New York City is making the morning after pill available to girls at more than 50 public high schools.

The morning after pill is used to prevent pregnancy after unprotected sex.

Along with condoms, teenagers can also ask for the morning after pill at high school clinics, something teens in the city have been able to do for nearly a decade.

Barbara Campbell, a nurse practitioner with the City of Ottawa gives information on sexual health in walk-in clinics and in some high school clinics.

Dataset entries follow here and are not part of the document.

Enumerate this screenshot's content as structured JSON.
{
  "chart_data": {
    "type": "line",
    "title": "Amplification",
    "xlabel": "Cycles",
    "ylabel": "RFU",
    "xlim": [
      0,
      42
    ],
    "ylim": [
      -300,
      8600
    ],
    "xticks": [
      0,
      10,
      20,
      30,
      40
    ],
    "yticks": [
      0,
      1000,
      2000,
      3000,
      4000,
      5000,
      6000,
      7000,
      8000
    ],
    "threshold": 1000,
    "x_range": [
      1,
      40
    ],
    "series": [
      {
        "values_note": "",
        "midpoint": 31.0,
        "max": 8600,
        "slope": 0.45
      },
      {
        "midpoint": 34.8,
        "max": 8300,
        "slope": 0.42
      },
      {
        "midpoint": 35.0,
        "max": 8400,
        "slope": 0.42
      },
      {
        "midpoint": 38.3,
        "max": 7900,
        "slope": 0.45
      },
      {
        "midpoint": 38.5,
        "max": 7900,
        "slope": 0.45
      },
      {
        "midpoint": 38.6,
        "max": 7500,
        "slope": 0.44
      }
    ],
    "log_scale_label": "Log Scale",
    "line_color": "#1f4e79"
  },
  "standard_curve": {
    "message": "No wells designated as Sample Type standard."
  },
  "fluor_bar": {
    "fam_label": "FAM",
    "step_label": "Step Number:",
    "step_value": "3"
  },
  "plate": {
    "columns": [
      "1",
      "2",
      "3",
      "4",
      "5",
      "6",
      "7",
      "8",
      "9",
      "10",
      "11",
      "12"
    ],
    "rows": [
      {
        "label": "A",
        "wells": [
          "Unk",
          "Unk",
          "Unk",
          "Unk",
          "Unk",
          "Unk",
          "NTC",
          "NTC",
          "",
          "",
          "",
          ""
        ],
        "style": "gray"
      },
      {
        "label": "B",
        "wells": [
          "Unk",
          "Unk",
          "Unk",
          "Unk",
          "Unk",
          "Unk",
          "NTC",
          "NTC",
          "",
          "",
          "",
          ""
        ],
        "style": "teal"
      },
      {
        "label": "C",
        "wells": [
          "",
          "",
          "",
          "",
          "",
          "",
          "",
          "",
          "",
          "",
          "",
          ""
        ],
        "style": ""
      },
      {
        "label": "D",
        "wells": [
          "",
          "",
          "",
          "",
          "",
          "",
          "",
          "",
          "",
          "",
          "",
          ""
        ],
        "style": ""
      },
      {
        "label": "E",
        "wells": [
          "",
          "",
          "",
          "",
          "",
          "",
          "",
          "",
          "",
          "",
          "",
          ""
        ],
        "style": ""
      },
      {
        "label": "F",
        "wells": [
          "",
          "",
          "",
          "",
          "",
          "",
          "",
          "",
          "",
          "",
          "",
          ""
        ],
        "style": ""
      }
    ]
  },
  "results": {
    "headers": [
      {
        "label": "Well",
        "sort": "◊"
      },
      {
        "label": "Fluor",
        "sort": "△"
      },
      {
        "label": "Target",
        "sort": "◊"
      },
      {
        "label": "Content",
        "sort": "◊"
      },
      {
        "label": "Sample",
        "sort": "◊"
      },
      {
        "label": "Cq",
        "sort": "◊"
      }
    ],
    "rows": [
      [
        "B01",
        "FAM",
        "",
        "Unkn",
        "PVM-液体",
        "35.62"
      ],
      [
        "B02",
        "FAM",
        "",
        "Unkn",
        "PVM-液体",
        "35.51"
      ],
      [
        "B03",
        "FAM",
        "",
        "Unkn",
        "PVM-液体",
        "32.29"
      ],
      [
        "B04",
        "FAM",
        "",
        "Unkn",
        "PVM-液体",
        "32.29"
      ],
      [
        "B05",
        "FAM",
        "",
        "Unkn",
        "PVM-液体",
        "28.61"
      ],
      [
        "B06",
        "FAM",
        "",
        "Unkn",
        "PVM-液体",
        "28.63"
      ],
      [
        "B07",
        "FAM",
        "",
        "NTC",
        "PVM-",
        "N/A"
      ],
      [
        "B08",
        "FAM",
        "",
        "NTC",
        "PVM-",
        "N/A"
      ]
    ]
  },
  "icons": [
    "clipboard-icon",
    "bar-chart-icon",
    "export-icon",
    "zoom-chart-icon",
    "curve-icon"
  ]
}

“They come in to see us and we do counselling,” Campbell said. “We give them the pills then if they need it right then, or to take it with them at a later date if it’s required.”

In New York City, the pill is being offered in an effort to combat teen pregnancy.

“We’re looking at how can we protect these young people from unintended pregnancy,” said Deborah Kaplan of the New York City Health Department.

The decision has caused an uproar among some who say it encourages underage sex. 

Some young women say the pills should not be offered in high schools.

“I think they should be stressing the use of condoms and birth control rather than the morning after pill,” said one female student.

The morning after pill is available in pharmacies in Canada without a prescription for about $30 a dose.

In high school clinics, the pills are offered at low cost, or no cost, and there is no age requirement to obtain them.

“It’s not based on age, but ability to consent to understand risks and benefits of care they’re asking for,” Campbell said.

In Canada, it’s estimated fourty to fifty percent of all pregnancies are unintended.

With files from CTV’s Joanne Schnurr.